Most stalls happen between the export scan in China and the first US scan: the parcel is moving by air or ocean linehaul and clearing customs, where few scan events are generated, so gaps of several days are normal. If tracking goes quiet after a US arrival scan, the parcel is usually waiting for handoff to the last-mile carrier — updates typically resume once that carrier scans it into a local hub.
There is no single Temu format, because Temu doesn't carry parcels itself. You may see a cross-border number from the export carrier — Yanwen numbers typically end in YP, China Post numbers end in CN — or a last-mile number such as UniUni's UUS, UNIA, UUSC, or JY prefixes, or SpeedX's 18-character SPX format. Some orders show a second tracking number after the US handoff; both refer to the same parcel.
Yes. UniUni, SpeedX, and GOFO are real logistics companies that deliver high volumes for Temu, Shein, and other marketplaces using networks of independent drivers. Some shoppers report parcels left in unexpected spots or inconsistent delivery photos — a known trade-off of gig-style delivery networks — but a tracking number from any of them means a genuine carrier has your package, not a scam.
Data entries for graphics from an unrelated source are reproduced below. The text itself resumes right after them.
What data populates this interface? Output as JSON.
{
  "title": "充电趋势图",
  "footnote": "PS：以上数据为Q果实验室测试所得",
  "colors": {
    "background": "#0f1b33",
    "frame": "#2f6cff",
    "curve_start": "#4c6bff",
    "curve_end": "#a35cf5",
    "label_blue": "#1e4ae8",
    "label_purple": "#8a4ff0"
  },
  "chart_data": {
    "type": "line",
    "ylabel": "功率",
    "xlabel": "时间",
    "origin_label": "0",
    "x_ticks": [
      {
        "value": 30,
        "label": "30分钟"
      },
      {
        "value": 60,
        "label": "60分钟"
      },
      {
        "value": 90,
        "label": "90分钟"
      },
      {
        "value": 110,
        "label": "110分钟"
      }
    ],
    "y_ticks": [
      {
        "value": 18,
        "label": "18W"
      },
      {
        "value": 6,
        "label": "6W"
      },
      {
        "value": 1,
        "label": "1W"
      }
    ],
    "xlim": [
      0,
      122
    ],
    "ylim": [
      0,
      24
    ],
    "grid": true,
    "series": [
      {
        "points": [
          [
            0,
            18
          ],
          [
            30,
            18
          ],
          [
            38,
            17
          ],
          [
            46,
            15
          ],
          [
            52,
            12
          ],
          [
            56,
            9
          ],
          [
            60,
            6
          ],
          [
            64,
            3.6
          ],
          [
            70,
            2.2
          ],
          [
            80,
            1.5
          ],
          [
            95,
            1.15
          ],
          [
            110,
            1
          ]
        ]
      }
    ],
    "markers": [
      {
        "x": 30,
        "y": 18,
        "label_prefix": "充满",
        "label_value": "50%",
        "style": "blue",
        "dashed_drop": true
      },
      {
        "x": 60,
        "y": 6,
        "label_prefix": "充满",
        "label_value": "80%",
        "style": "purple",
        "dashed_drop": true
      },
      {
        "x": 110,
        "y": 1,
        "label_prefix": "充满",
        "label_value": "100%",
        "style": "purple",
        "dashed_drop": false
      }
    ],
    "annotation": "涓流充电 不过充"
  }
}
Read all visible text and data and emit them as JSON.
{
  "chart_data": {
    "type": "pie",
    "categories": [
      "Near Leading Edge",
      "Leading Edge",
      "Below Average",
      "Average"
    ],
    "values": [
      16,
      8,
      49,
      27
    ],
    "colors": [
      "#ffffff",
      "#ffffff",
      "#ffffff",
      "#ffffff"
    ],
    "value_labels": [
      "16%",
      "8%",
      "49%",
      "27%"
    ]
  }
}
Check around side entrances, mailrooms, and with household members or neighbors first — some shoppers report parcels marked delivered slightly before or after the actual drop-off, so packages often surface within a day or two. If it still hasn't appeared, open the order in the Temu app and report it as not received; Temu's support flow handles refunds or reshipment, and the delivering carrier can usually confirm photo or GPS proof of where it was left.
It depends on the route. Orders fulfilled from Temu's US warehouses arrive fastest, typically within days. Direct-from-China orders add an international linehaul and customs clearance, so they generally take longer — often a week or more for standard shipping. The biggest variable is the quiet stretch between the China export scan and the first US scan; once a last-mile carrier picks the parcel up, delivery usually follows within a few days.